Ghosts or Sleep Paralysis?


You know how everything seems scariest in the middle of the night? How many times have you woken, terrified that there is someone or something in your bedroom or in your house? Perhaps you feel frozen in fear, seemingly unable to move?

Source: Pixabay

Most people have had these feelings during the night at some point, or maybe on lots of occasions, during their lives. And night-time terrors are well-documented throughout history. In less enlightened times, people generally put such experiences down to the presence of evil spirits or ghosts walking the house by night.

Many people still firmly believe in the presence of ghosts and people in an after-life trying to communicate with us and warn us of dangers. And what time would your brain be most likely to be open to such communication? It’s when your conscious brain is switched off, of course, and your subconscious mind at its most receptive – until you awake in sheer terror.

Many people take great comfort in having psychic readings to communicate with the other side and even if you’re a non-believer, this can still be a truly enthralling experience. Even those people who are firmly on the side of science-only will usually admit that there are lots of things that happen to us that cannot be explained. And let’s be honest; these usually occur during the wee hours.

But what if you wake with this feeling during the night, and you are literally completely unable to move? This is doubly terrifying because you’re lying there feeling immensely fearful and simply cannot move a muscle.

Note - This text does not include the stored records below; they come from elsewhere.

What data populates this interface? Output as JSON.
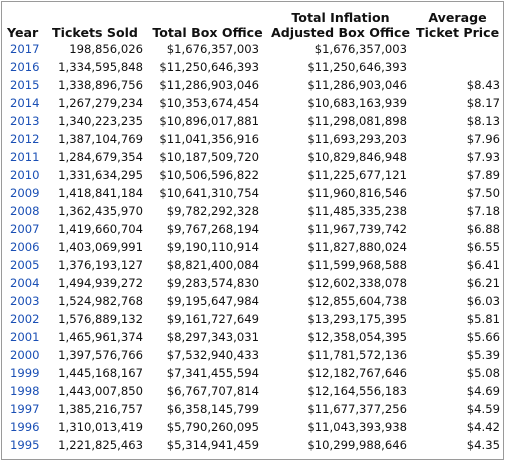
{
  "table": {
    "headers": {
      "year": "Year",
      "tickets_sold": "Tickets Sold",
      "total_box_office": "Total Box Office",
      "total_inflation_line1": "Total Inflation",
      "total_inflation_line2": "Adjusted Box Office",
      "avg_price_line1": "Average",
      "avg_price_line2": "Ticket Price"
    },
    "rows": [
      {
        "year": "2017",
        "tickets": "198,856,026",
        "box": "$1,676,357,003",
        "adj": "$1,676,357,003",
        "avg": ""
      },
      {
        "year": "2016",
        "tickets": "1,334,595,848",
        "box": "$11,250,646,393",
        "adj": "$11,250,646,393",
        "avg": ""
      },
      {
        "year": "2015",
        "tickets": "1,338,896,756",
        "box": "$11,286,903,046",
        "adj": "$11,286,903,046",
        "avg": "$8.43"
      },
      {
        "year": "2014",
        "tickets": "1,267,279,234",
        "box": "$10,353,674,454",
        "adj": "$10,683,163,939",
        "avg": "$8.17"
      },
      {
        "year": "2013",
        "tickets": "1,340,223,235",
        "box": "$10,896,017,881",
        "adj": "$11,298,081,898",
        "avg": "$8.13"
      },
      {
        "year": "2012",
        "tickets": "1,387,104,769",
        "box": "$11,041,356,916",
        "adj": "$11,693,293,203",
        "avg": "$7.96"
      },
      {
        "year": "2011",
        "tickets": "1,284,679,354",
        "box": "$10,187,509,720",
        "adj": "$10,829,846,948",
        "avg": "$7.93"
      },
      {
        "year": "2010",
        "tickets": "1,331,634,295",
        "box": "$10,506,596,822",
        "adj": "$11,225,677,121",
        "avg": "$7.89"
      },
      {
        "year": "2009",
        "tickets": "1,418,841,184",
        "box": "$10,641,310,754",
        "adj": "$11,960,816,546",
        "avg": "$7.50"
      },
      {
        "year": "2008",
        "tickets": "1,362,435,970",
        "box": "$9,782,292,328",
        "adj": "$11,485,335,238",
        "avg": "$7.18"
      },
      {
        "year": "2007",
        "tickets": "1,419,660,704",
        "box": "$9,767,268,194",
        "adj": "$11,967,739,742",
        "avg": "$6.88"
      },
      {
        "year": "2006",
        "tickets": "1,403,069,991",
        "box": "$9,190,110,914",
        "adj": "$11,827,880,024",
        "avg": "$6.55"
      },
      {
        "year": "2005",
        "tickets": "1,376,193,127",
        "box": "$8,821,400,084",
        "adj": "$11,599,968,588",
        "avg": "$6.41"
      },
      {
        "year": "2004",
        "tickets": "1,494,939,272",
        "box": "$9,283,574,830",
        "adj": "$12,602,338,078",
        "avg": "$6.21"
      },
      {
        "year": "2003",
        "tickets": "1,524,982,768",
        "box": "$9,195,647,984",
        "adj": "$12,855,604,738",
        "avg": "$6.03"
      },
      {
        "year": "2002",
        "tickets": "1,576,889,132",
        "box": "$9,161,727,649",
        "adj": "$13,293,175,395",
        "avg": "$5.81"
      },
      {
        "year": "2001",
        "tickets": "1,465,961,374",
        "box": "$8,297,343,031",
        "adj": "$12,358,054,395",
        "avg": "$5.66"
      },
      {
        "year": "2000",
        "tickets": "1,397,576,766",
        "box": "$7,532,940,433",
        "adj": "$11,781,572,136",
        "avg": "$5.39"
      },
      {
        "year": "1999",
        "tickets": "1,445,168,167",
        "box": "$7,341,455,594",
        "adj": "$12,182,767,646",
        "avg": "$5.08"
      },
      {
        "year": "1998",
        "tickets": "1,443,007,850",
        "box": "$6,767,707,814",
        "adj": "$12,164,556,183",
        "avg": "$4.69"
      },
      {
        "year": "1997",
        "tickets": "1,385,216,757",
        "box": "$6,358,145,799",
        "adj": "$11,677,377,256",
        "avg": "$4.59"
      },
      {
        "year": "1996",
        "tickets": "1,310,013,419",
        "box": "$5,790,260,095",
        "adj": "$11,043,393,938",
        "avg": "$4.42"
      },
      {
        "year": "1995",
        "tickets": "1,221,825,463",
        "box": "$5,314,941,459",
        "adj": "$10,299,988,646",
        "avg": "$4.35"
      }
    ]
  }
}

Source:nightmare” (CC BY 2.0) by Marek Górecki

If this has happened to you; fear not, you aren’t alone. According to recent news from Medical News Today, sleep paralysis is often accompanied by hallucinations, which isn’t going to calm you down! This can include a feeling of the presence of evil, or a feeling that you’re floating – or even a feeling like something or someone is pressing down on you. These experiences, it is said, may account for lots of ghost stories through the ages.

Fortunately, this is all natural. Your brain awakens, yet your muscles remain temporarily paralysed – possibly as a self-defense measure so you don’t hurt yourself during these scary episodes. Apparently, around 7.6 per cent of Americans have experienced sleep paralysis at some time during their lives and it often goes hand in hand with narcolepsy, which is kind of the flipside; uncontrollably falling asleep during the day whether you like it or not.

Most of the different ways of preventing sleep paralysis are said to be unproven and anecdotal. But overall the tablets from uk meds company, good health and being calm will undoubtedly help. But the main thing to remember, if it happens to you, is that you are not alone. No, we’re not talking about a ghostly presence in the room here – merely that there are probably thousands of people across the world undergoing the same phenomenon. So above all, don’t panic, try to relax – and be safe in the knowledge that it won’t last and is natural.

 

Author: Dexter Sinistri

Dexter Sinistri is a famously centrist writer who has worked as a Hollywood correspondent for a number of leading publications since 2005. Though once a photographer, Mr. Sinistri struck out as a writer on all things celebrity, and he likes to consider himself a tremendous asset to Glossy News, though by most accounts, he has fallen somewhat short of this effort.